Степанков рассеянно пожал протянутую руку. Он по-прежнему не мог оторвать взгляда от Глумова, точно увидел привидение. Наконец у него прорезался дар речи.
– Фу-у! Ну ты меня и напугал! – сказал он с упреком. – Так нельзя, Глумов! У меня с сердцем проблемы.
– Извини, не знал, – сказал Глумов. – А то бы предварительно позвонил. Но твой визит для меня тоже большая неожиданность. Прямо сердце защемило, как тебя увидел. Все-таки старый знакомый. Такая встреча!
– Слушай, Глумов, может, бросим эти шуточки? – мрачно спросил Степанков. – Сам понимаешь, я сюда не воздухом морским дышать приехал. Времени у нас мало, а поговорить нужно о многом. Так что давай без приколов, по-мужски, ладно?
– По-мужски? – жестко сказал Глумов. – Это как? Я тут на днях двоих наших земляков рыбам скормил. Может, это ты называешь «по-мужски»? Или вот сейчас у меня в руке пистолет – тебе прямо в спину смотрит. Если я сейчас выстрелю – это по-мужски будет?
– Мать твою! – расстроенно пробормотал Степанков. – И ты способен выстрелить мне в спину, Андрюха? Вот так запросто возьмешь и убьешь?
– А сложно только в кино убивают, – ответил Глумов. – С ахами, вздохами, с проклятиями всякими. А в жизни нет ничего проще: щелк – и готово! Тебе ли не знать? А у тебя, выходит, имеются возражения? – насмешливо добавил он. – У тебя, наверное, другой вариант на уме – меня прикончить. Угадал, Кенарь?
– Не зови меня Кенарем! – раздраженно бросил Степанков. – Ненавижу эту кличку. Чем тебя мое имя не устраивает?
– Меня ты сам не устраиваешь, – сказал Глумов. – Целиком. Понятно изъясняюсь?
– А вот тут ты, Андрей, не прав, – очень серьезно сказал Степанков. – Я ведь помочь тебе приехал. Сломя голову мчался, боялся не успеть.
– Боялся, что я лыжи смазал?
– Боялся, что меня опередят. Ты ведь должен соображать, что тех двоих хватятся? Чемодан сразу понял, что тут дело нечисто. А ты их в самом деле завалил? Этого я и боялся… – Он покачал головой. – Зря ты это сделал, Андрюха. Теперь ты всем враг – и Чемодану, и ментам.
– А тебе?
– Я тебя врагом не считаю. Я, по правде сказать, виноват перед тобой, Андрюха. Только, честное слово, я не знал, что такое Чемодан затевает.
– А с какого хрена он вообще про меня узнал? – прищурился Глумов. – Это он мне работенку предлагал?
– Он. С моей подачи, это верно. Но ты же сам сказал, что хотел бы чем-нибудь денежным заняться. Просто, когда я Чемодану про тебя говорил, он уже в курсе был. Ты ведь понял, что по твою душу тут двое приехали?
– Я-то понял. Чемодан откуда понял?
– Так один из двоих – Бугай, – спокойно сказал Степанков. – Ты мне говорил, что не знаешь, где он.
– Теперь знаю, – насмешливо ответил Глумов.
Возникла неловкая пауза. Потом Степанков завозился, беспокойно оглянулся назад и просительно сказал:
– Андрюха, я сигареты достану? Не подумай чего… И вообще, убрал бы ты от моего хребта пушку! Как на сковородке сижу. А у меня сердце…

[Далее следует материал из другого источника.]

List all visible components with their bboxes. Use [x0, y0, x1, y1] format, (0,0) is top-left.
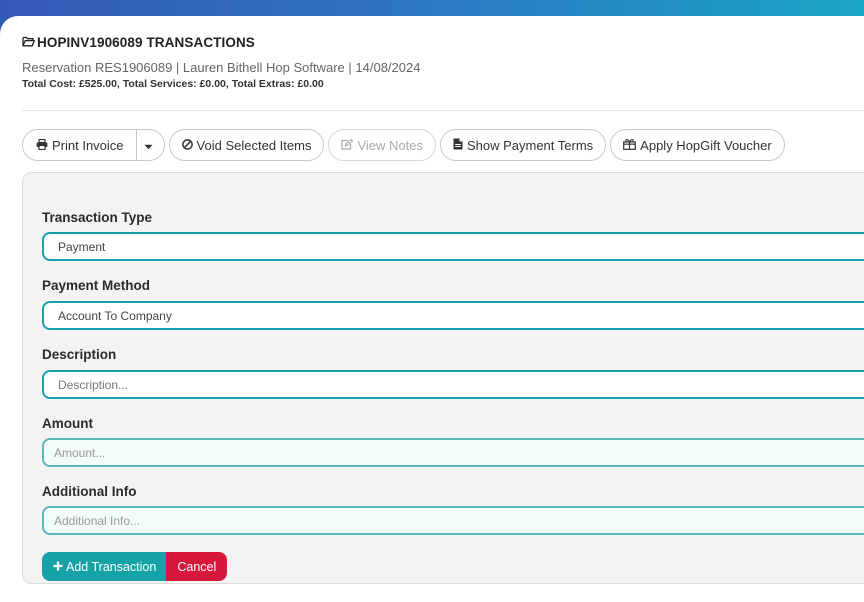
page-title-text: HOPINV1906089 TRANSACTIONS: [37, 35, 255, 50]
file-icon: [453, 138, 467, 153]
print-invoice-button[interactable]: Print Invoice: [22, 129, 137, 161]
amount-input[interactable]: Amount...: [42, 438, 864, 467]
void-selected-items-label: Void Selected Items: [196, 137, 312, 153]
show-payment-terms-label: Show Payment Terms: [466, 137, 594, 153]
caret-down-icon: [144, 138, 157, 153]
header-divider: [22, 110, 864, 111]
print-invoice-group: Print Invoice: [22, 129, 165, 161]
transaction-type-select[interactable]: Payment: [42, 232, 864, 261]
add-transaction-button[interactable]: Add Transaction: [42, 552, 167, 581]
payment-method-label: Payment Method: [42, 278, 151, 293]
folder-open-icon: [22, 35, 37, 50]
apply-hopgift-voucher-button[interactable]: Apply HopGift Voucher: [610, 129, 785, 161]
additional-info-input[interactable]: Additional Info...: [42, 506, 864, 535]
edit-icon: [341, 138, 357, 153]
show-payment-terms-button[interactable]: Show Payment Terms: [439, 129, 607, 161]
transactions-panel: HOPINV1906089 TRANSACTIONS Reservation R…: [0, 16, 864, 602]
void-selected-items-button[interactable]: Void Selected Items: [168, 129, 325, 161]
gift-icon: [623, 138, 640, 153]
ban-icon: [181, 138, 197, 153]
reservation-info: Reservation RES1906089 | Lauren Bithell …: [22, 60, 421, 75]
form-actions: Add Transaction Cancel: [42, 552, 228, 581]
transaction-type-label: Transaction Type: [42, 210, 153, 225]
plus-icon: [53, 560, 66, 574]
totals-summary: Total Cost: £525.00, Total Services: £0.…: [22, 78, 324, 90]
view-notes-button[interactable]: View Notes: [328, 129, 436, 161]
payment-method-select[interactable]: Account To Company: [42, 301, 864, 330]
toolbar: Print Invoice Void Selected Items View N…: [22, 129, 785, 161]
description-field[interactable]: Description...: [42, 370, 864, 399]
print-invoice-label: Print Invoice: [52, 137, 124, 153]
description-label: Description: [42, 347, 117, 362]
amount-label: Amount: [42, 416, 93, 431]
printer-icon: [36, 138, 52, 153]
view-notes-label: View Notes: [357, 137, 423, 153]
page-title: HOPINV1906089 TRANSACTIONS: [22, 35, 255, 50]
print-options-dropdown[interactable]: [136, 129, 165, 161]
apply-hopgift-voucher-label: Apply HopGift Voucher: [640, 137, 772, 153]
add-transaction-form: Transaction Type Payment Payment Method …: [22, 172, 864, 584]
additional-info-label: Additional Info: [42, 484, 137, 499]
cancel-button[interactable]: Cancel: [166, 552, 228, 581]
add-transaction-label: Add Transaction: [66, 559, 157, 574]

– Слышал уже, – с досадой сказал Глумов. – Хотелось бы чего-нибудь поинтереснее услышать. Расскажи все-таки: чего сюда примчался? Говоришь, помочь? Чем помогать-то собрался? Тоже пушку захватил? Или гранату? Или ты просто разведчик? Установил местонахождение и отзвонился? А грязную работу другие выполнять будут?
– Ты все неправильно понимаешь, – проникновенно сказал Степанков. – Никто меня сюда не посылал. Я ведь на Чемодана конкретно не работаю. Так, по знакомству с ним общаюсь. Тут просто все на тебе завязалось – поневоле приходится… Я ведь не сразу разобрался, что к чему. А когда разобрался, понял, что не могу тебя бросить. Совсем погано это будет. Многого сделать я для тебя не могу, а вот предупредить – пожалуйста.